«La nostra rabbia, il nostro dolore, adesso più che mai chiedono giustizia. Soprattutto perché siamo di nuovo di fronte, in uno dei due casi; ad un terribile suicidio legato alla paura, allo stress, al terrore, ai turni massacranti»
ROMA 14 NOV 2020 – «La Campania, straordinaria terra di infermieri valenti e coraggiosi; nel pieno di un dramma-contagi condito da una disorganizzazione sanitaria agghiacciante, piange nelle ultime ore il decesso di ben due colleghi.
E noi, come sindacato, come soggetto da sempre vicino alle esigenze prima di tutto umane e poi professionali dei “soldati delle corsie”, non possiamo non vivere il dolore, la tragedia, di perdite che di questo passo; se non ci saranno interventi radicali per arginare l’emergenza, saremo costretti, nostro malgrado, a dover continuare a raccontare».

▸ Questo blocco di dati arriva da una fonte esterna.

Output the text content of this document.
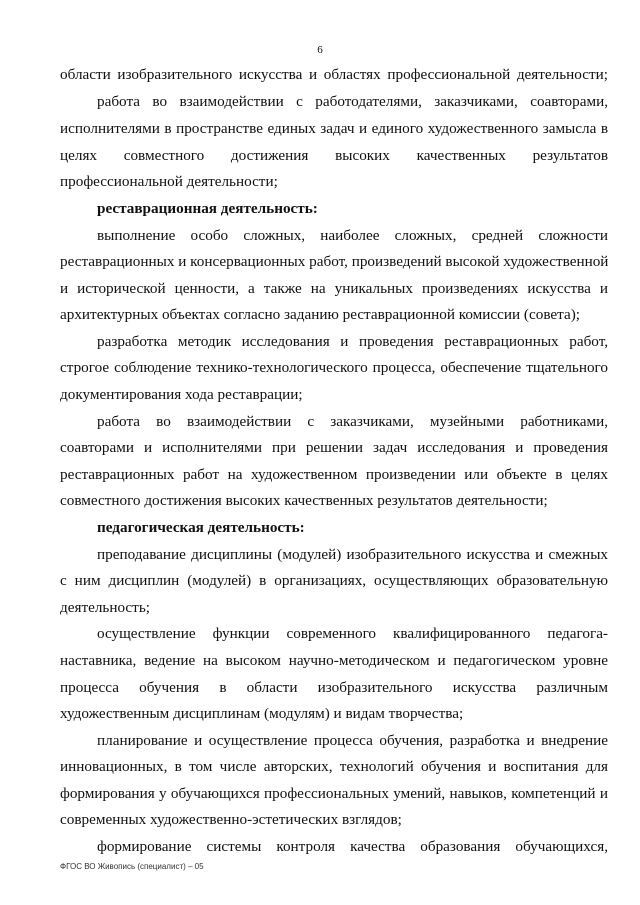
6
области изобразительного искусства и областях профессиональной деятельности;
работа во взаимодействии с работодателями, заказчиками, соавторами,
исполнителями в пространстве единых задач и единого художественного замысла в
целях совместного достижения высоких качественных результатов
профессиональной деятельности;
реставрационная деятельность:
выполнение особо сложных, наиболее сложных, средней сложности
реставрационных и консервационных работ, произведений высокой художественной
и исторической ценности, а также на уникальных произведениях искусства и
архитектурных объектах согласно заданию реставрационной комиссии (совета);
разработка методик исследования и проведения реставрационных работ,
строгое соблюдение технико-технологического процесса, обеспечение тщательного
документирования хода реставрации;
работа во взаимодействии с заказчиками, музейными работниками,
соавторами и исполнителями при решении задач исследования и проведения
реставрационных работ на художественном произведении или объекте в целях
совместного достижения высоких качественных результатов деятельности;
педагогическая деятельность:
преподавание дисциплины (модулей) изобразительного искусства и смежных
с ним дисциплин (модулей) в организациях, осуществляющих образовательную
деятельность;
осуществление функции современного квалифицированного педагога-
наставника, ведение на высоком научно-методическом и педагогическом уровне
процесса обучения в области изобразительного искусства различным
художественным дисциплинам (модулям) и видам творчества;
планирование и осуществление процесса обучения, разработка и внедрение
инновационных, в том числе авторских, технологий обучения и воспитания для
формирования у обучающихся профессиональных умений, навыков, компетенций и
современных художественно-эстетических взглядов;
формирование системы контроля качества образования обучающихся,
ФГОС ВО Живопись (специалист) – 05
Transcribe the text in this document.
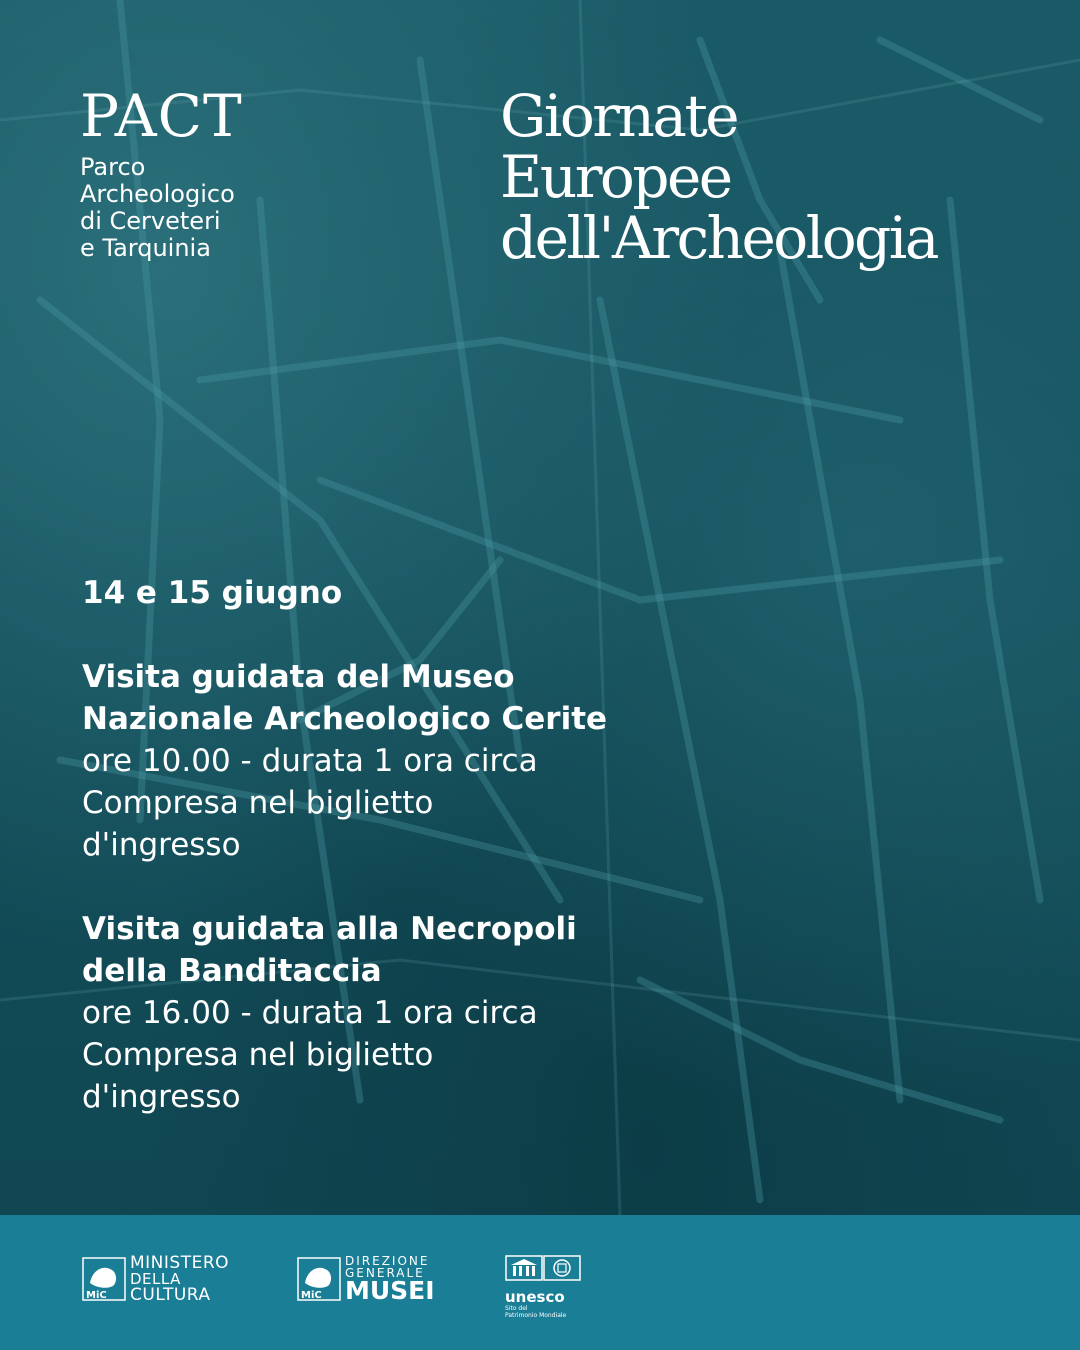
PACT
Parco
Archeologico
di Cerveteri
e Tarquinia
Giornate
Europee
dell'Archeologia
14 e 15 giugno
Visita guidata del Museo
Nazionale Archeologico Cerite
ore 10.00 - durata 1 ora circa
Compresa nel biglietto
d'ingresso
Visita guidata alla Necropoli
della Banditaccia
ore 16.00 - durata 1 ora circa
Compresa nel biglietto
d'ingresso
MiC
MINISTERO
DELLA
CULTURA	MiC
DIREZIONE
GENERALE
MUSEI	unesco
Sito del
Patrimonio Mondiale
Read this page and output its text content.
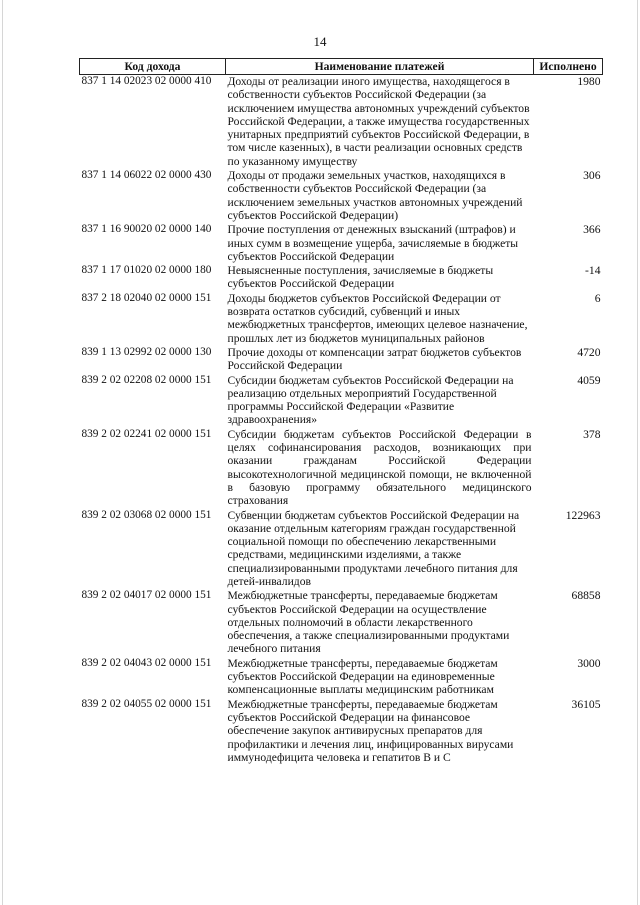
14
Код дохода	Наименование платежей	Исполнено
837 1 14 02023 02 0000 410	Доходы от реализации иного имущества, находящегося в собственности субъектов Российской Федерации (за исключением имущества автономных учреждений субъектов Российской Федерации, а также имущества государственных унитарных предприятий субъектов Российской Федерации, в том числе казенных), в части реализации основных средств по указанному имуществу	1980
837 1 14 06022 02 0000 430	Доходы от продажи земельных участков, находящихся в собственности субъектов Российской Федерации (за исключением земельных участков автономных учреждений субъектов Российской Федерации)	306
837 1 16 90020 02 0000 140	Прочие поступления от денежных взысканий (штрафов) и иных сумм в возмещение ущерба, зачисляемые в бюджеты субъектов Российской Федерации	366
837 1 17 01020 02 0000 180	Невыясненные поступления, зачисляемые в бюджеты субъектов Российской Федерации	-14
837 2 18 02040 02 0000 151	Доходы бюджетов субъектов Российской Федерации от возврата остатков субсидий, субвенций и иных межбюджетных трансфертов, имеющих целевое назначение, прошлых лет из бюджетов муниципальных районов	6
839 1 13 02992 02 0000 130	Прочие доходы от компенсации затрат бюджетов субъектов Российской Федерации	4720
839 2 02 02208 02 0000 151	Субсидии бюджетам субъектов Российской Федерации на реализацию отдельных мероприятий Государственной программы Российской Федерации «Развитие здравоохранения»	4059
839 2 02 02241 02 0000 151	Субсидии бюджетам субъектов Российской Федерации в целях софинансирования расходов, возникающих при оказании гражданам Российской Федерации высокотехнологичной медицинской помощи, не включенной в базовую программу обязательного медицинского страхования	378
839 2 02 03068 02 0000 151	Субвенции бюджетам субъектов Российской Федерации на оказание отдельным категориям граждан государственной социальной помощи по обеспечению лекарственными средствами, медицинскими изделиями, а также специализированными продуктами лечебного питания для детей-инвалидов	122963
839 2 02 04017 02 0000 151	Межбюджетные трансферты, передаваемые бюджетам субъектов Российской Федерации на осуществление отдельных полномочий в области лекарственного обеспечения, а также специализированными продуктами лечебного питания	68858
839 2 02 04043 02 0000 151	Межбюджетные трансферты, передаваемые бюджетам субъектов Российской Федерации на единовременные компенсационные выплаты медицинским работникам	3000
839 2 02 04055 02 0000 151	Межбюджетные трансферты, передаваемые бюджетам субъектов Российской Федерации на финансовое обеспечение закупок антивирусных препаратов для профилактики и лечения лиц, инфицированных вирусами иммунодефицита человека и гепатитов В и С	36105
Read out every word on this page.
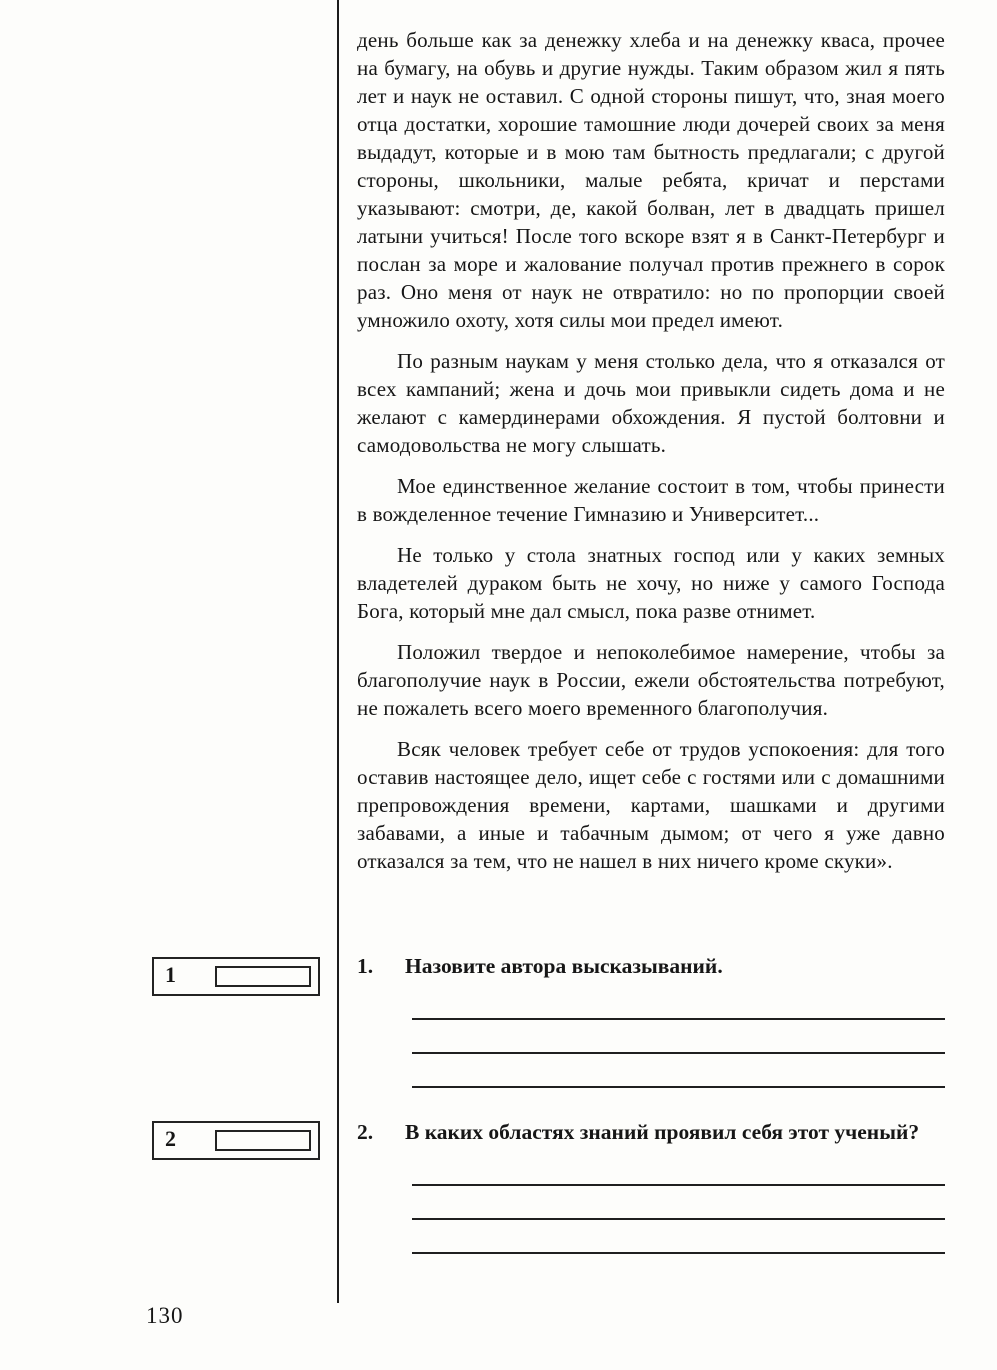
день больше как за денежку хлеба и на денежку кваса, прочее на бумагу, на обувь и другие нужды. Таким образом жил я пять лет и наук не оставил. С одной стороны пишут, что, зная моего отца достатки, хорошие тамошние люди дочерей своих за меня выдадут, которые и в мою там бытность предлагали; с другой стороны, школьники, малые ребята, кричат и перстами указывают: смотри, де, какой болван, лет в двадцать пришел латыни учиться! После того вскоре взят я в Санкт-Петербург и послан за море и жалование получал против прежнего в сорок раз. Оно меня от наук не отвратило: но по пропорции своей умножило охоту, хотя силы мои предел имеют.

По разным наукам у меня столько дела, что я отказался от всех кампаний; жена и дочь мои привыкли сидеть дома и не желают с камердинерами обхождения. Я пустой болтовни и самодовольства не могу слышать.

Мое единственное желание состоит в том, чтобы принести в вожделенное течение Гимназию и Университет...

Не только у стола знатных господ или у каких земных владетелей дураком быть не хочу, но ниже у самого Господа Бога, который мне дал смысл, пока разве отнимет.

Положил твердое и непоколебимое намерение, чтобы за благополучие наук в России, ежели обстоятельства потребуют, не пожалеть всего моего временного благополучия.

Всяк человек требует себе от трудов успокоения: для того оставив настоящее дело, ищет себе с гостями или с домашними препровождения времени, картами, шашками и другими забавами, а иные и табачным дымом; от чего я уже давно отказался за тем, что не нашел в них ничего кроме скуки».

1. Назовите автора высказываний.
2. В каких областях знаний проявил себя этот ученый?
1
2
130
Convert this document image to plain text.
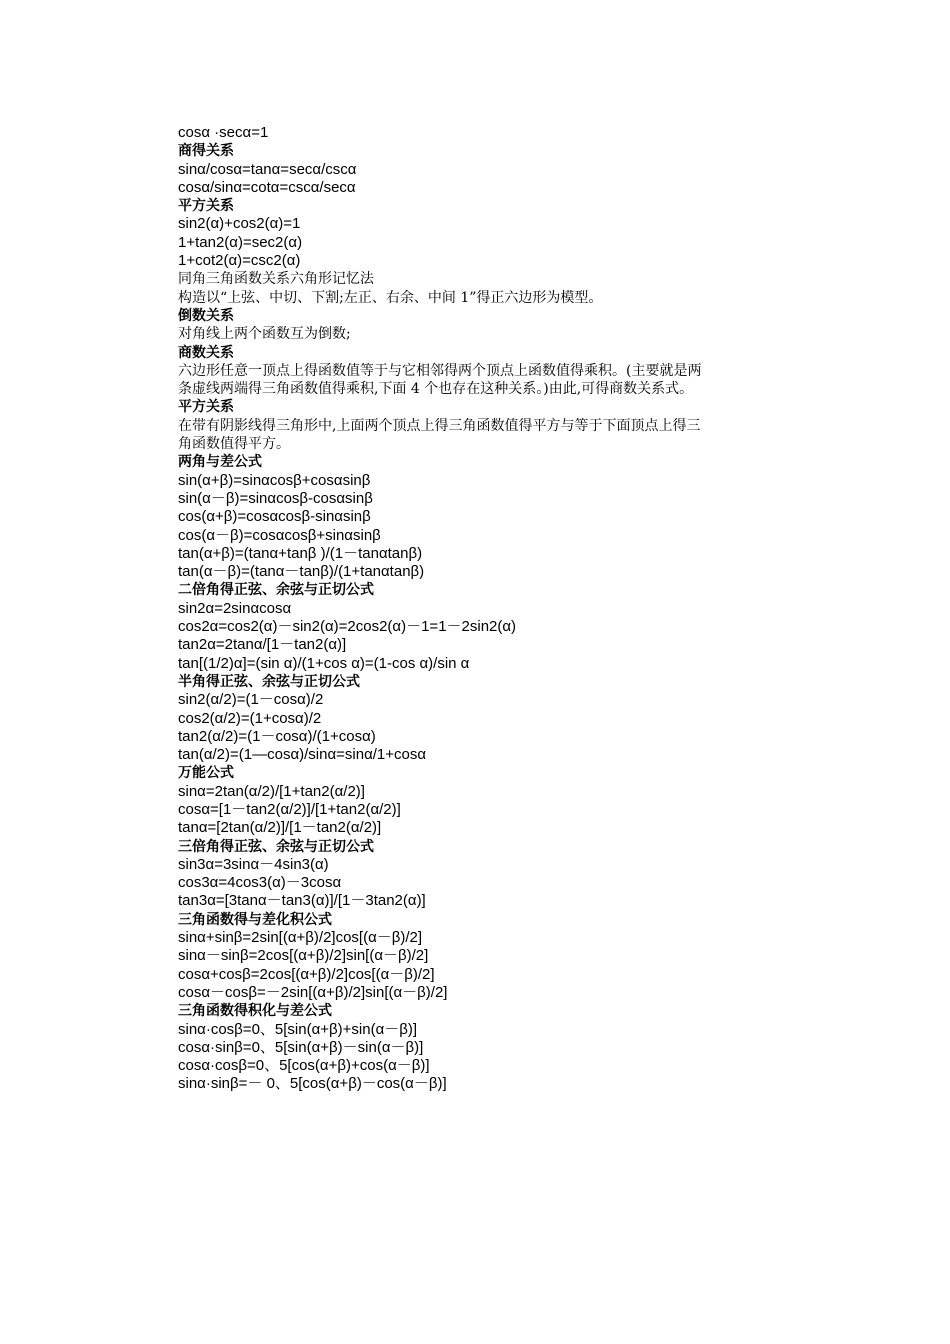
cosα ·secα=1
商得关系
sinα/cosα=tanα=secα/cscα
cosα/sinα=cotα=cscα/secα
平方关系
sin2(α)+cos2(α)=1
1+tan2(α)=sec2(α)
1+cot2(α)=csc2(α)
同角三角函数关系六角形记忆法
构造以“上弦、中切、下割;左正、右余、中间 1”得正六边形为模型。
倒数关系
对角线上两个函数互为倒数;
商数关系
六边形任意一顶点上得函数值等于与它相邻得两个顶点上函数值得乘积。(主要就是两
条虚线两端得三角函数值得乘积,下面 4 个也存在这种关系。)由此,可得商数关系式。
平方关系
在带有阴影线得三角形中,上面两个顶点上得三角函数值得平方与等于下面顶点上得三
角函数值得平方。
两角与差公式
sin(α+β)=sinαcosβ+cosαsinβ
sin(α－β)=sinαcosβ-cosαsinβ
cos(α+β)=cosαcosβ-sinαsinβ
cos(α－β)=cosαcosβ+sinαsinβ
tan(α+β)=(tanα+tanβ )/(1－tanαtanβ)
tan(α－β)=(tanα－tanβ)/(1+tanαtanβ)
二倍角得正弦、余弦与正切公式
sin2α=2sinαcosα
cos2α=cos2(α)－sin2(α)=2cos2(α)－1=1－2sin2(α)
tan2α=2tanα/[1－tan2(α)]
tan[(1/2)α]=(sin α)/(1+cos α)=(1-cos α)/sin α
半角得正弦、余弦与正切公式
sin2(α/2)=(1－cosα)/2
cos2(α/2)=(1+cosα)/2
tan2(α/2)=(1－cosα)/(1+cosα)
tan(α/2)=(1—cosα)/sinα=sinα/1+cosα
万能公式
sinα=2tan(α/2)/[1+tan2(α/2)]
cosα=[1－tan2(α/2)]/[1+tan2(α/2)]
tanα=[2tan(α/2)]/[1－tan2(α/2)]
三倍角得正弦、余弦与正切公式
sin3α=3sinα－4sin3(α)
cos3α=4cos3(α)－3cosα
tan3α=[3tanα－tan3(α)]/[1－3tan2(α)]
三角函数得与差化积公式
sinα+sinβ=2sin[(α+β)/2]cos[(α－β)/2]
sinα－sinβ=2cos[(α+β)/2]sin[(α－β)/2]
cosα+cosβ=2cos[(α+β)/2]cos[(α－β)/2]
cosα－cosβ=－2sin[(α+β)/2]sin[(α－β)/2]
三角函数得积化与差公式
sinα·cosβ=0、5[sin(α+β)+sin(α－β)]
cosα·sinβ=0、5[sin(α+β)－sin(α－β)]
cosα·cosβ=0、5[cos(α+β)+cos(α－β)]
sinα·sinβ=－ 0、5[cos(α+β)－cos(α－β)]
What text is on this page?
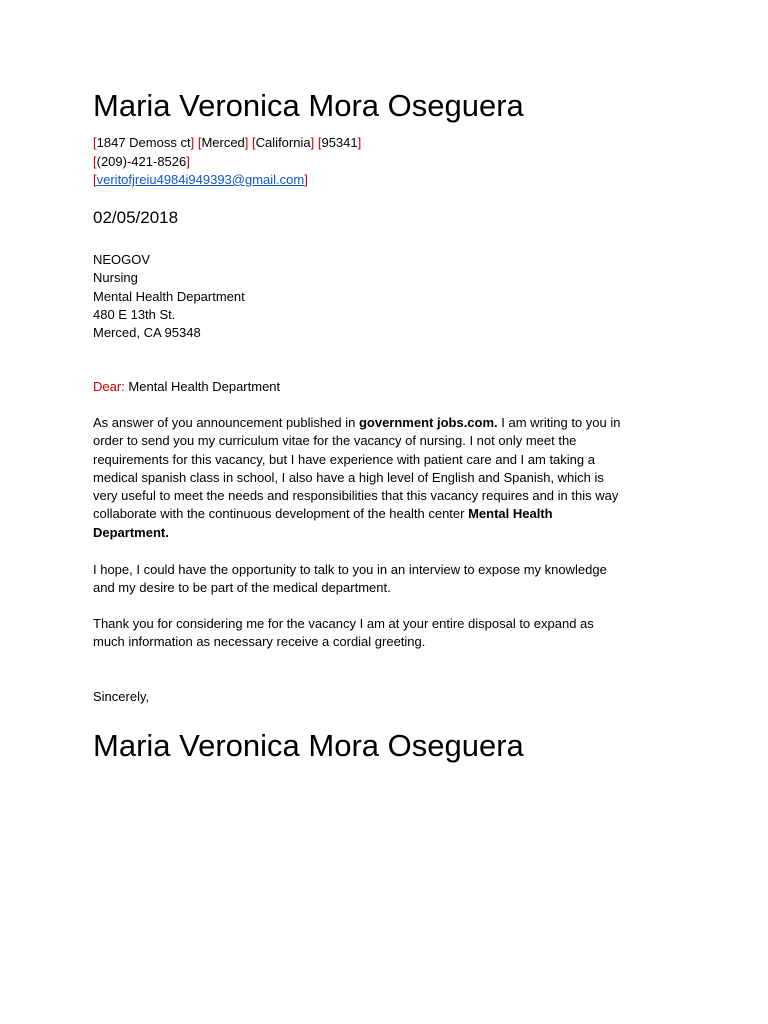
Maria Veronica Mora Oseguera
[1847 Demoss ct] [Merced] [California] [95341]
[(209)-421-8526]
[veritofjreiu4984i949393@gmail.com]
02/05/2018
NEOGOV
Nursing
Mental Health Department
480 E 13th St.
Merced, CA 95348
Dear: Mental Health Department
As answer of you announcement published in government jobs.com. I am writing to you in
order to send you my curriculum vitae for the vacancy of nursing. I not only meet the
requirements for this vacancy, but I have experience with patient care and I am taking a
medical spanish class in school, I also have a high level of English and Spanish, which is
very useful to meet the needs and responsibilities that this vacancy requires and in this way
collaborate with the continuous development of the health center Mental Health
Department.
I hope, I could have the opportunity to talk to you in an interview to expose my knowledge
and my desire to be part of the medical department.
Thank you for considering me for the vacancy I am at your entire disposal to expand as
much information as necessary receive a cordial greeting.
Sincerely,
Maria Veronica Mora Oseguera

Così Antonio De Palma, Presidente Nazionale del Sindacato Nursing Up, porta a conoscenza degli organi di informazione della morte di un uomo e una donna; entrambi infermieri, entrambi campani, una avvenuta in provincia di Salerno, l’altra nel casertano, a distanza di poche ore l’una dall’altra.
«Se da un lato ci turba, ci sconvolge profondamente, dover prendere atto del decesso di una nostra valente collega; una coraggiosa donna di 57 anni dell’Asl di Caserta che ha sempre dedicato il suo lavoro ai pazienti e alla famiglia, dall’altro rimaniamo sgomenti rispetto a quanto è accaduto in provincia di Salerno.
Qui un uomo, un infermiere come noi, di soli 48 anni, non ce l’ha fatta; non ha retto, e si è tolto la vita con il peggiore dei gesti estremi, lanciandosi dal balcone della sua abitazione.
Ci dicono che lavorava al San Giovanni di Dio e Ruggi d’Aragona: da qualche giorno non riusciva a rassegnarsi al riacutizzarsi del covid. La depressione per l’isolamento domiciliare, la paura, il terrore di continuare a soffrire, di non uscire dal tunnel, lo hanno messo in ginocchio.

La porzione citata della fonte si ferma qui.